Сначала они убрали мячи и клюшки, чтобы Лисински могла забрать свои ключи, затем сняли форму и бросили в мусорное ведро, чтобы её собрали и постирали. Душевая была слишком большой для них двоих, и они мылись, стоя лицом к противоположным стенам.

Жан зашел и вышел ещё до того, как Джереми закончил вытирать своё тело, и капитан бросил озадаченный взгляд в сторону двери. С тех пор как он переехал, он заметил, что Жан принимает душ невероятно быстро, но он думал, что после тренировки потребуется немного больше времени, чтобы отмыться. Он предположил, что спешка связана с плотным графиком Воронов, и слегка вздохнул, ускоряя шаг. ​

До «Лайона» было всего ничего пешком, но ещё быстрее – на машине. Джереми следовал за ними, пока Лисински сажала Жана на разные тренажёры. Он шёл туда, куда она указывала, и делал всё, что она просила, проверяя, как это сказывается на его исцелённом теле, так и на последствиях трёхмесячного перерыва. Жан был не настолько глуп, чтобы жаловаться на свою игру тренеру, но Джереми заметил в его взгляде сдержанное разочарование, когда ему пришлось столкнуться со своими новыми ограничениями. Возможно, Лисински тоже это почувствовала, потому что её комментарии были более оптимистичными, чем её обычные резкие оценки. ​

В общем, всё шло с переменным успехом, пока Лисински не отвезла их в центр водных видов спорта. Она болтала о программе аквааэробики и её преимуществах, стоя к ним спиной, поэтому не заметила, как Жан застыл на месте, когда понял, где находится. ​

Джереми чуть было не положил руку ему на плечо, но в последнюю секунду передумал и ограничился тихим:

— Хэй. Ты в порядке?

— В порядке. — повторил Жан бесцветным и неубедительным голосом, а потом пошёл догонять Лисински там, где она остановилась, чтобы подождать их. Она повернулась к ним вполоборота, когда они остановились рядом, но ей не потребовалось много времени, чтобы понять – Жан её больше не слушает. Он даже не отреагировал, когда она замолчала, чтобы рассмотреть его; он смотрел на бассейн так, словно боялся, что тот его укусит, если он отвернётся. ​

— Я тебе не надоедаю, Моро? — спросила она. ​

— Нет, тренер. — машинально ответил Жан.

​Джереми нехотя подумал, а не переходит ли он черту?

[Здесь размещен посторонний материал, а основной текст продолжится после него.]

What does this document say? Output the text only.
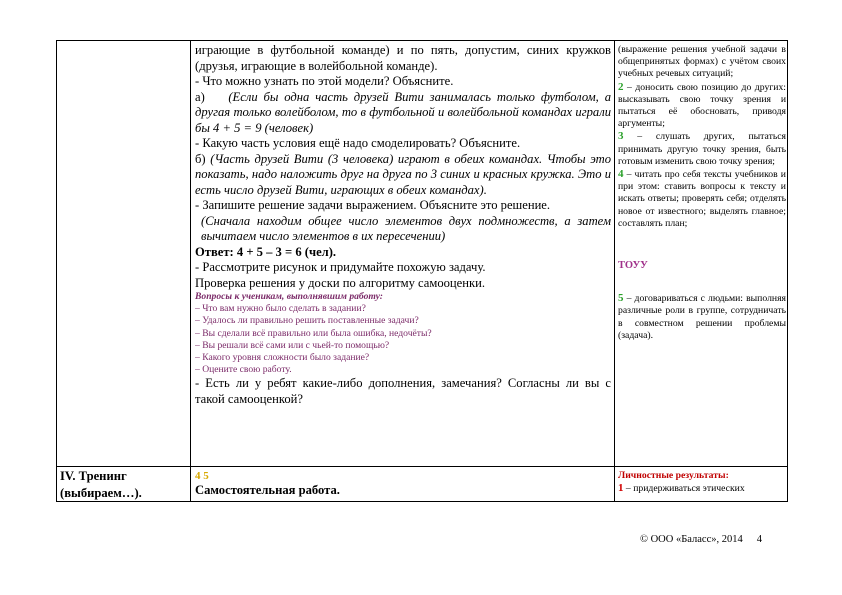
играющие в футбольной команде) и по пять, допустим, синих кружков (друзья, играющие в волейбольной команде).
- Что можно узнать по этой модели? Объясните.
а) (Если бы одна часть друзей Вити занималась только футболом, а другая только волейболом, то в футбольной и волейбольной командах играли бы 4 + 5 = 9 (человек)
- Какую часть условия ещё надо смоделировать? Объясните.
б) (Часть друзей Вити (3 человека) играют в обеих командах. Чтобы это показать, надо наложить друг на друга по 3 синих и красных кружка. Это и есть число друзей Вити, играющих в обеих командах).
- Запишите решение задачи выражением. Объясните это решение.
(Сначала находим общее число элементов двух подмножеств, а затем вычитаем число элементов в их пересечении)
Ответ: 4 + 5 – 3 = 6 (чел).
- Рассмотрите рисунок и придумайте похожую задачу.
Проверка решения у доски по алгоритму самооценки.
Вопросы к ученикам, выполнявшим работу:
– Что вам нужно было сделать в задании?
– Удалось ли правильно решить поставленные задачи?
– Вы сделали всё правильно или была ошибка, недочёты?
– Вы решали всё сами или с чьей-то помощью?
– Какого уровня сложности было задание?
– Оцените свою работу.
- Есть ли у ребят какие-либо дополнения, замечания? Согласны ли вы с такой самооценкой?
(выражение решения учебной задачи в общепринятых формах) с учётом своих учебных речевых ситуаций;
2 – доносить свою позицию до других: высказывать свою точку зрения и пытаться её обосновать, приводя аргументы;
3 – слушать других, пытаться принимать другую точку зрения, быть готовым изменить свою точку зрения;
4 – читать про себя тексты учебников и при этом: ставить вопросы к тексту и искать ответы; проверять себя; отделять новое от известного; выделять главное; составлять план;
ТОУУ
5 – договариваться с людьми: выполняя различные роли в группе, сотрудничать в совместном решении проблемы (задача).
IV. Тренинг (выбираем…).
4 5
Самостоятельная работа.
Личностные результаты:
1 – придерживаться этических
© ООО «Баласс», 2014 4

— Не думаю, что Жан умеет плавать.

Лисински выгнула бровь, глядя на Жана.

— Немного староват чтобы не уметь.

— Нет, я.. я умею плавать, тренер. — Жан потянулся к шее, но на полпути остановился и вместо этого схватил свою цепочку. Его губы сжались в тонкую линию, когда он наблюдал, как солнечный свет отражается от воды, и он взволнованно подёргал серебряную цепочку, проговаривая: — Прошло много лет, но я должен помнить.

Лисински изучала его бесконечно долгую минуту, затем схватила за плечо и сильно подтолкнула к краю бассейна. Он был слишком далеко от края, чтобы это могло представлять реальную угрозу, но Жан отреагировал мгновенно. Джереми никогда не узнает, как ему удалось так быстро вырваться из её хватки и добежать до ближайшей стены, но Жан ухватился за неё, чтобы сохранить равновесие, когда ноги начали подкашиваться, и закрыл глаза. ​

— Простите, — еле выговорил он. — Простите, я…

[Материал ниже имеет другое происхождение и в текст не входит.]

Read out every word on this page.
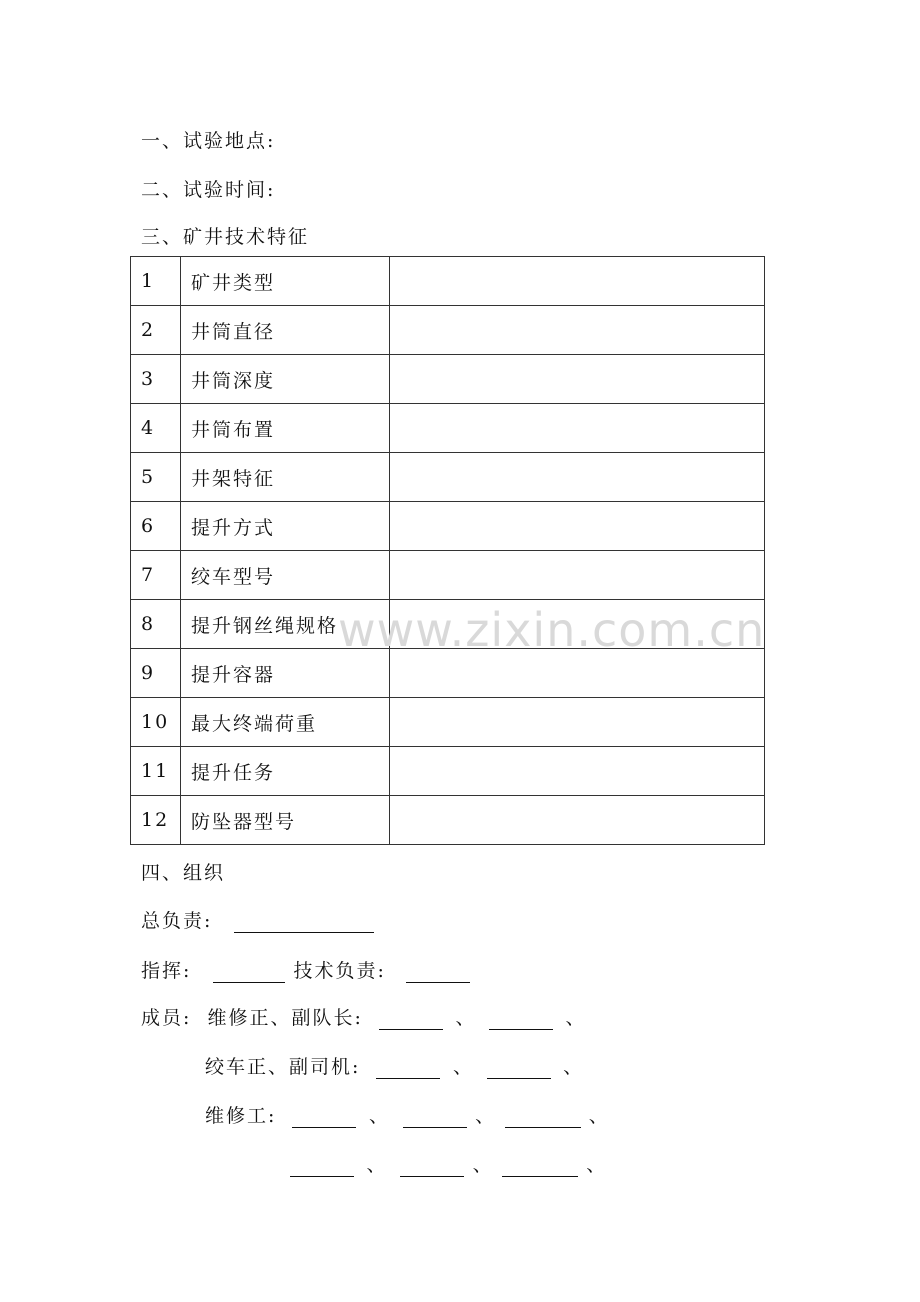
一、试验地点:
二、试验时间:
三、矿井技术特征
1	矿井类型	
2	井筒直径	
3	井筒深度	
4	井筒布置	
5	井架特征	
6	提升方式	
7	绞车型号	
8	提升钢丝绳规格	
9	提升容器	
10	最大终端荷重	
11	提升任务	
12	防坠器型号	
www.zixin.com.cn
四、组织
总负责:
指挥:	技术负责:
成员: 维修正、副队长:	、	、
绞车正、副司机:	、	、
维修工:	、	、	、
、	、	、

Если он и хотел что-то ещё сказать, то уже не мог, потому что схватился за свою шею так сильно, что побелели костяшки пальцев. Джереми бросился к нему и схватил за запястье. Биение сердца Жана было похоже на биение колибри под его пальцами, и Жан вздрогнул так сильно, что эта дрожь прошлась по локтю Джереми.

— Жан, остановись, — попросил он. — Жан, ты должен отпустить себя.

Ногти Жана оставили кровавые полосы, когда Джереми, наконец, разжал его руку. Жан вырвал свою руку из рук Джереми и ударил себя тыльной стороной ладони в висок. Каждый вдох, который ему удавалось сделать, звучал так, словно разрывал его легкие пополам: слишком быстро, слишком резко и слишком коротко, чтобы помочь ему. Он всё ещё не открывал глаза, но отвернулся от Джереми, как будто чувствовал на себе его пристальный взгляд.

​Лисински положила руку ему на плечо, и Жан позволил ей поставить себя на колени. Он уперся руками в землю и склонил голову, тяжело дыша. Джереми сидел, скрестив ноги, рядом с ним, а Лисински возвышалась над ними. Джереми не был уверен, что делать, поэтому он крепко держал Жана за запястье и просто бормотал:

— Ты в порядке, ты в порядке — пока Жан не вернулся к ним. Наконец, Жан сел на корточки и обречённо уставился в пол перед собой. Его сердцебиение всё ещё билось быстрее, чем хотелось бы Джереми, но Джереми медленно отпустил его.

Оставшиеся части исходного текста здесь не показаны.